I’ve seen my name in The Echo close to 100 times and have contributed more than 60,000 words to the cultural and political discussion at this university and beyond.
I’ve become a better writer, a better thinker and a better person. I’ve been called a liberal-progressive-Constitution-hating-communist and a fascist-Israel-loving-reactionary. I hope the truth is someone in between.
So while “dropping a bomb” on Welch Hall or “writing something really controversial” were suggestions from friends and colleagues for my last column, I’d like to instead offer the most important lesson I learned while I was part of this community.
Take pride in where you’re from. Your hometown, your high school, your college.
During my first weeks on campus I heard a recent alumni say he loved coming back to Eastern because this was his home. I couldn’t really imagine feeling that way at the time. But after four years, it makes a lot more sense.
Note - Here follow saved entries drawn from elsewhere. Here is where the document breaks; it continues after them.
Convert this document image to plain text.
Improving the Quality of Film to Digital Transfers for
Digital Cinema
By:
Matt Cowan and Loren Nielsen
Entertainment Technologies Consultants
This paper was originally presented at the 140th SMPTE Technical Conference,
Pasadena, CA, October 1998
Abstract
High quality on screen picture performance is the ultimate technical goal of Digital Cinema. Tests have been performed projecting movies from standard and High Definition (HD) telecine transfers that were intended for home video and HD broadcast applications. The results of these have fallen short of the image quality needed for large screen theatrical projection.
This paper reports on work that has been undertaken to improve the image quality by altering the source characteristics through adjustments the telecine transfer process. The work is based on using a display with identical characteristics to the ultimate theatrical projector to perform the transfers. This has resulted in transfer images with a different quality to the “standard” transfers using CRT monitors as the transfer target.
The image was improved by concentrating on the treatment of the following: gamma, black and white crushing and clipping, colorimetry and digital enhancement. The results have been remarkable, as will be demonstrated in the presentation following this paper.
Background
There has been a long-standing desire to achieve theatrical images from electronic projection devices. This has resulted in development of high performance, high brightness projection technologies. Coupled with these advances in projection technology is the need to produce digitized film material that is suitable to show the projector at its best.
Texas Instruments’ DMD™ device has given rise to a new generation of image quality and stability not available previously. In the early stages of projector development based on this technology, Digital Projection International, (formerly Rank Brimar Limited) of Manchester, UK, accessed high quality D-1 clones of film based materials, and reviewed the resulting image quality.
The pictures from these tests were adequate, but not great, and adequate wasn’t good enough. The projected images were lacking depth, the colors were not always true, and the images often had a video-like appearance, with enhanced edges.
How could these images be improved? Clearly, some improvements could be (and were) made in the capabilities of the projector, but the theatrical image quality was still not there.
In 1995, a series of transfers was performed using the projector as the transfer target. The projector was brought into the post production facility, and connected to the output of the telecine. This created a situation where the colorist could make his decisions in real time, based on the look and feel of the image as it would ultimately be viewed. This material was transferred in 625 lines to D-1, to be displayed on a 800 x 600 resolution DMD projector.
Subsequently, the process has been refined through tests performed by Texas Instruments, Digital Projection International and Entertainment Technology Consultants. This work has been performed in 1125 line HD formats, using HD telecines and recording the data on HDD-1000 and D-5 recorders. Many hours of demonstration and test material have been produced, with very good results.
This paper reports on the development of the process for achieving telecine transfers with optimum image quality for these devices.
We’re forever tied to the places we’ve been. I’ll always be from Sylvania, Ohio. Eastern Michigan will always be the place I went to college. For the rest of my life, my name will be linked to those places.
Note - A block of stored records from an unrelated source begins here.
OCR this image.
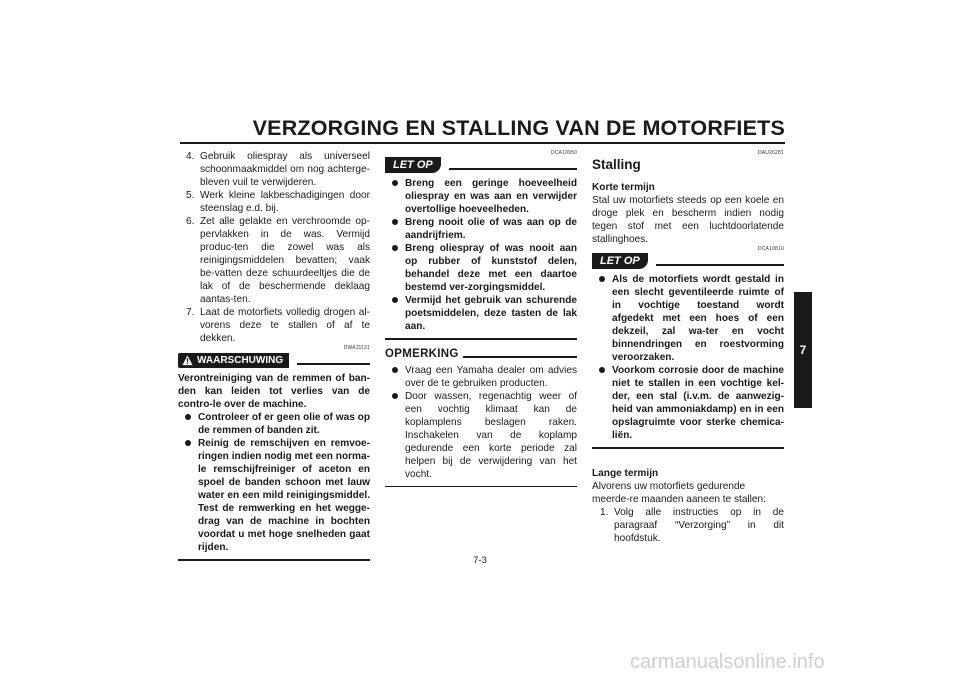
VERZORGING EN STALLING VAN DE MOTORFIETS
4. Gebruik oliespray als universeel schoonmaakmiddel om nog achterge-bleven vuil te verwijderen.
5. Werk kleine lakbeschadigingen door steenslag e.d. bij.
6. Zet alle gelakte en verchroomde op-pervlakken in de was. Vermijd produc-ten die zowel was als reinigingsmiddelen bevatten; vaak be-vatten deze schuurdeeltjes die de lak of de beschermende deklaag aantas-ten.
7. Laat de motorfiets volledig drogen al-vorens deze te stallen of af te dekken.
DWA11131
WAARSCHUWING
Verontreiniging van de remmen of ban-den kan leiden tot verlies van de contro-le over de machine.
Controleer of er geen olie of was op de remmen of banden zit.
Reinig de remschijven en remvoe-ringen indien nodig met een norma-le remschijfreiniger of aceton en spoel de banden schoon met lauw water en een mild reinigingsmiddel. Test de remwerking en het wegge-drag van de machine in bochten voordat u met hoge snelheden gaat rijden.
DCA10950
LET OP
Breng een geringe hoeveelheid oliespray en was aan en verwijder overtollige hoeveelheden.
Breng nooit olie of was aan op de aandrijfriem.
Breng oliespray of was nooit aan op rubber of kunststof delen, behandel deze met een daartoe bestemd ver-zorgingsmiddel.
Vermijd het gebruik van schurende poetsmiddelen, deze tasten de lak aan.
OPMERKING
Vraag een Yamaha dealer om advies over de te gebruiken producten.
Door wassen, regenachtig weer of een vochtig klimaat kan de koplamplens beslagen raken. Inschakelen van de koplamp gedurende een korte periode zal helpen bij de verwijdering van het vocht.
DAU26281
Stalling
Korte termijn
Stal uw motorfiets steeds op een koele en droge plek en bescherm indien nodig tegen stof met een luchtdoorlatende stallinghoes.
DCA10810
LET OP
Als de motorfiets wordt gestald in een slecht geventileerde ruimte of in vochtige toestand wordt afgedekt met een hoes of een dekzeil, zal wa-ter en vocht binnendringen en roestvorming veroorzaken.
Voorkom corrosie door de machine niet te stallen in een vochtige kel-der, een stal (i.v.m. de aanwezig-heid van ammoniakdamp) en in een opslagruimte voor sterke chemica-liën.
Lange termijn
Alvorens uw motorfiets gedurende meerde-re maanden aaneen te stallen:
1. Volg alle instructies op in de paragraaf “Verzorging” in dit hoofdstuk.
7
7-3
carmanualsonline.info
If people think poorly of your hometown or your school, it reflects badly on you and vice versa. On the other hand, your success makes the places you’ve been look good. If your hometown or your school does well that reflects well on you.
In other words, if you put your school down, you’re putting yourself down. When you boast about your school and make a name for yourself in the world, it makes the university look great.
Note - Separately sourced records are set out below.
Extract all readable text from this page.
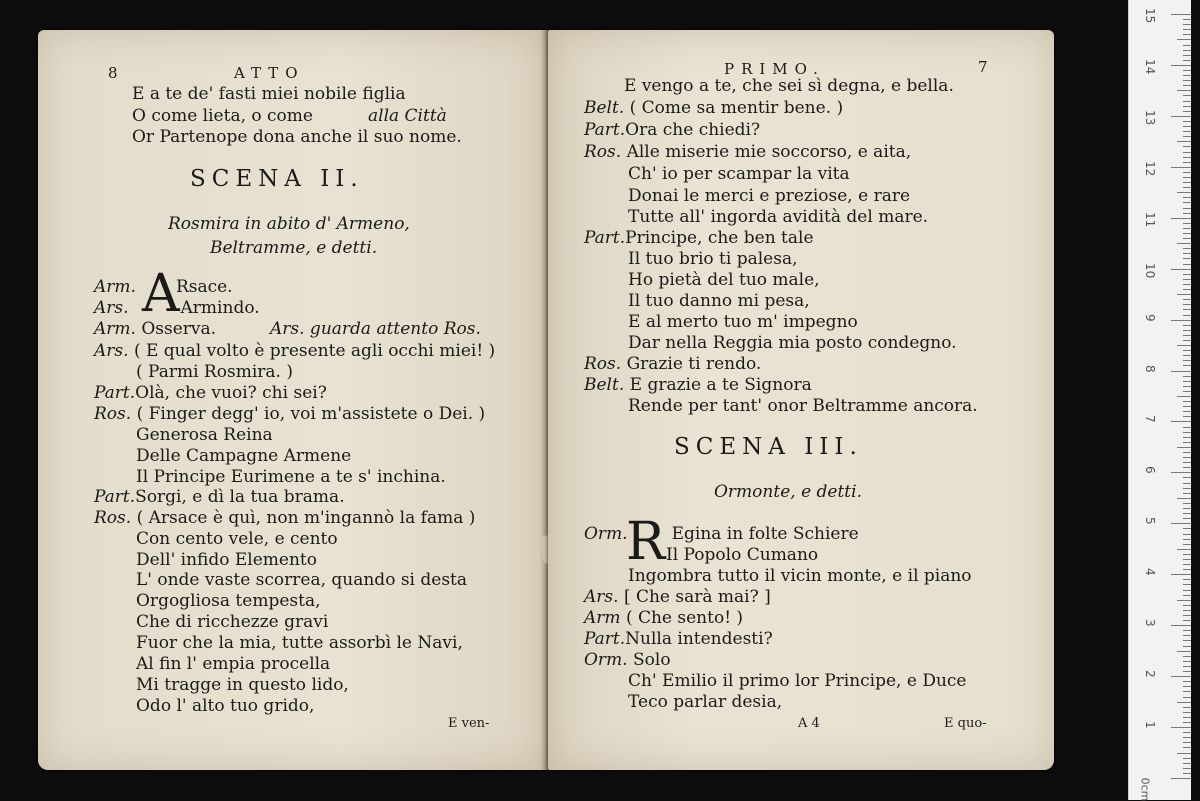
8	ATTO
E a te de' fasti miei nobile figlia
O come lieta, o come	alla Città
Or Partenope dona anche il suo nome.
SCENA II.
Rosmira in abito d' Armeno,
Beltramme, e detti.
A
Arm. Rsace.
Ars.	Armindo.
Arm. Osserva.	Ars. guarda attento Ros.
Ars. ( E qual volto è presente agli occhi miei! )
( Parmi Rosmira. )
Part.Olà, che vuoi? chi sei?
Ros. ( Finger degg' io, voi m'assistete o Dei. )
Generosa Reina
Delle Campagne Armene
Il Principe Eurimene a te s' inchina.
Part.Sorgi, e dì la tua brama.
Ros. ( Arsace è quì, non m'ingannò la fama )
Con cento vele, e cento
Dell' infido Elemento
L' onde vaste scorrea, quando si desta
Orgogliosa tempesta,
Che di ricchezze gravi
Fuor che la mia, tutte assorbì le Navi,
Al fin l' empia procella
Mi tragge in questo lido,
Odo l' alto tuo grido,
E ven-
PRIMO.	7
E vengo a te, che sei sì degna, e bella.
Belt. ( Come sa mentir bene. )
Part.Ora che chiedi?
Ros. Alle miserie mie soccorso, e aita,
Ch' io per scampar la vita
Donai le merci e preziose, e rare
Tutte all' ingorda avidità del mare.
Part.Principe, che ben tale
Il tuo brio ti palesa,
Ho pietà del tuo male,
Il tuo danno mi pesa,
E al merto tuo m' impegno
Dar nella Reggia mia posto condegno.
Ros. Grazie ti rendo.
Belt. E grazie a te Signora
Rende per tant' onor Beltramme ancora.
SCENA III.
Ormonte, e detti.
R
Orm.	Egina in folte Schiere
Il Popolo Cumano
Ingombra tutto il vicin monte, e il piano
Ars. [ Che sarà mai? ]
Arm ( Che sento! )
Part.Nulla intendesti?
Orm. Solo
Ch' Emilio il primo lor Principe, e Duce
Teco parlar desia,
A 4	E quo-	1
2
3
4
5
6
7
8
9
10
11
12
13
14
15
0cm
It bothers me when people who go to Eastern or went to Eastern bash it. When you say negative things about your hometown or your school, outsiders believe it. I’m proud of the education I got here, and I’m happy with the experience I had.
I want people to know how good Eastern was to me because people are going to judge me based on the places I’ve been and I want them to know this is a good place to get an education.
A lot of people think it’s cool to bash the small town or the lame suburb. They think it’s hip to mock the mid-level university. But I’m here to tell you, you can’t run from where you’re from and you shouldn’t try.
You should be proud of where you come from. That’s what I learned at EMU.
I ran into someone in Chicago last weekend who went to Eastern and when he heard that’s where I went, he said, “I’m sorry,” and laughed.
That’s exactly the wrong message. While he thought he was making a funny, Eastern-deprecating joke, he was actually saying, “I went to a bad school, so there must be something wrong with me.”
The people around us who overheard that conversation probably thought he was right. He’s making himself look bad and he’s making all of us look bad. I intend to do the opposite.
I’m taking my EMU degree to Chapel Hill to enter a top-15 Ph.D. program in my field. You can do big things with a degree from here, pretending you can’t to make jokes or to sound cool, or worse, to make excuses for your personal failures reflects poorly on all of us.
Everything you do will reflect on Eastern, and everything Eastern does will reflect on you. You can’t escape it, so you ought to embrace it. That’s my final lesson, and I hope you’ll listen.
Take pride in where you’ve come from. Take pride in this place, in this school, in this city, in this community.
I’ll always remember Eastern as the place I met the girl I’m going to marry next Sunday (Love you, Honey) and the place I realized where I wanted to go in life.
I made great friends and I’m better off for having come here. I wasn’t over-the-moon about Eastern at first, but after four years I can’t imagine having gone anywhere else. I’m proud of this place and it will always be home for me.